SINGAPORE (May 29): The Monetary Authority of Singapore (MAS) has said it does not manipulate its currency for export advantage, in response to media queries on the US Treasury Report on Macroeconomic and Foreign Exchange Policies released today.

The US Treasury on May 29 added Singapore, Malaysia and Vietnam to a watchlist for exchange rate and macroeconomic policy.

See: Why Singapore, Malaysia, Vietnam were added to US currency watchlist

According to the Treasury, Singapore made the list because of its large current account surplus and net foreign currency purchases of at least US$17 billion ($23.48 billion) in 2018 – equivalent to 4.6% of GDP.

However, the central bank argued that Singapore’s current account balance should be viewed in context.

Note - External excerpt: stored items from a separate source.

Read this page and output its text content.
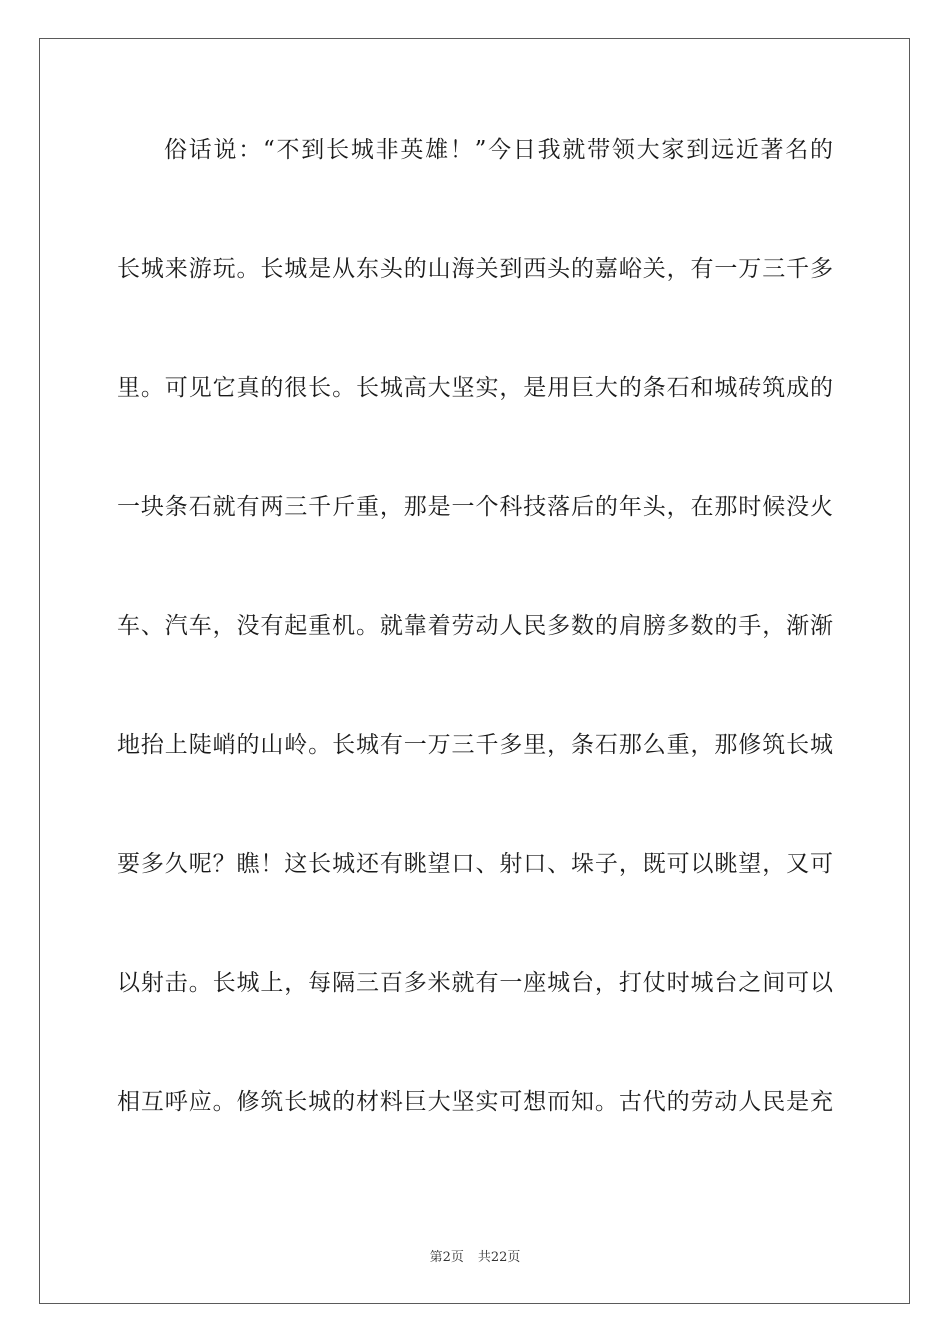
俗话说：“不到长城非英雄！”今日我就带领大家到远近著名的
长城来游玩。长城是从东头的山海关到西头的嘉峪关，有一万三千多
里。可见它真的很长。长城高大坚实，是用巨大的条石和城砖筑成的
一块条石就有两三千斤重，那是一个科技落后的年头，在那时候没火
车、汽车，没有起重机。就靠着劳动人民多数的肩膀多数的手，渐渐
地抬上陡峭的山岭。长城有一万三千多里，条石那么重，那修筑长城
要多久呢？瞧！这长城还有眺望口、射口、垛子，既可以眺望，又可
以射击。长城上，每隔三百多米就有一座城台，打仗时城台之间可以
相互呼应。修筑长城的材料巨大坚实可想而知。古代的劳动人民是充
第2页 共22页
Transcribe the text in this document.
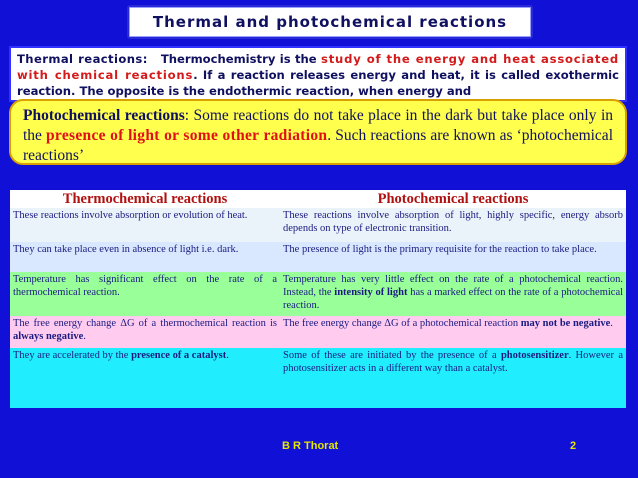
Thermal and photochemical reactions
Thermal reactions: Thermochemistry is the study of the energy and heat associated with chemical reactions. If a reaction releases energy and heat, it is called exothermic reaction. The opposite is the endothermic reaction, when energy and
Photochemical reactions: Some reactions do not take place in the dark but take place only in the presence of light or some other radiation. Such reactions are known as ‘photochemical reactions’
Thermochemical reactions	Photochemical reactions
These reactions involve absorption or evolution of heat.	These reactions involve absorption of light, highly specific, energy absorb depends on type of electronic transition.
They can take place even in absence of light i.e. dark.	The presence of light is the primary requisite for the reaction to take place.
Temperature has significant effect on the rate of a thermochemical reaction.	Temperature has very little effect on the rate of a photochemical reaction. Instead, the intensity of light has a marked effect on the rate of a photochemical reaction.
The free energy change ΔG of a thermochemical reaction is always negative.	The free energy change ΔG of a photochemical reaction may not be negative.
They are accelerated by the presence of a catalyst.	Some of these are initiated by the presence of a photosensitizer. However a photosensitizer acts in a different way than a catalyst.
B R Thorat	2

“In its early years of development, Singapore ran persistently large current account deficits averaging close to 10% of GDP between 1965-84, when its investment needs were greater than available saving,” MAS said in a statement. “As the economy matured, its investment needs tapered off, while national saving rose. Consequently, the current account turned into a surplus position.”

MAS reiterated that Singapore’s monetary policy framework, which is centred on the exchange rate, has always been aimed at ensuring medium-term price stability – and will continue to do so.

It stressed that it does not and cannot use the exchange rate to gain an export advantage or achieve a current account surplus.

“A deliberate weakening of the Singapore dollar would cause inflation to spike and compromise MAS’ price stability objective,” MAS said.

MAS manages the Singapore dollar nominal effective exchange rate (S$NEER) within a policy band, just as other central banks conduct monetary policy by targeting interest rates. Whether they target the exchange rate or the interest rate, MAS pointed out that central banks aim to keep consumer price inflation low and stable as their primary mandate.

“MAS does not and cannot use the exchange rate to gain an export advantage or achieve a current account surplus. A deliberate weakening of the Singapore dollar would cause inflation to spike and compromise MAS’ price stability objective,” MAS added.

However, the central bank said that, together with rising affluence that will raise consumption, Singapore’s current account surplus will likely be reduced when public and private savings are drawn down for the needs of an ageing population.

Some observers have dismissed the Treasury’s move as politically-motivated, amid rising US-China trade tensions.

The fact that Singapore, Vietnam and Malaysia are added to the list "indicates the US is continuing to pressure China," Kim Hwan, an economist at NH Investment & Securities in Seoul, told Bloomberg. "These countries are all Southeast Asian countries that have close economic correlations with China."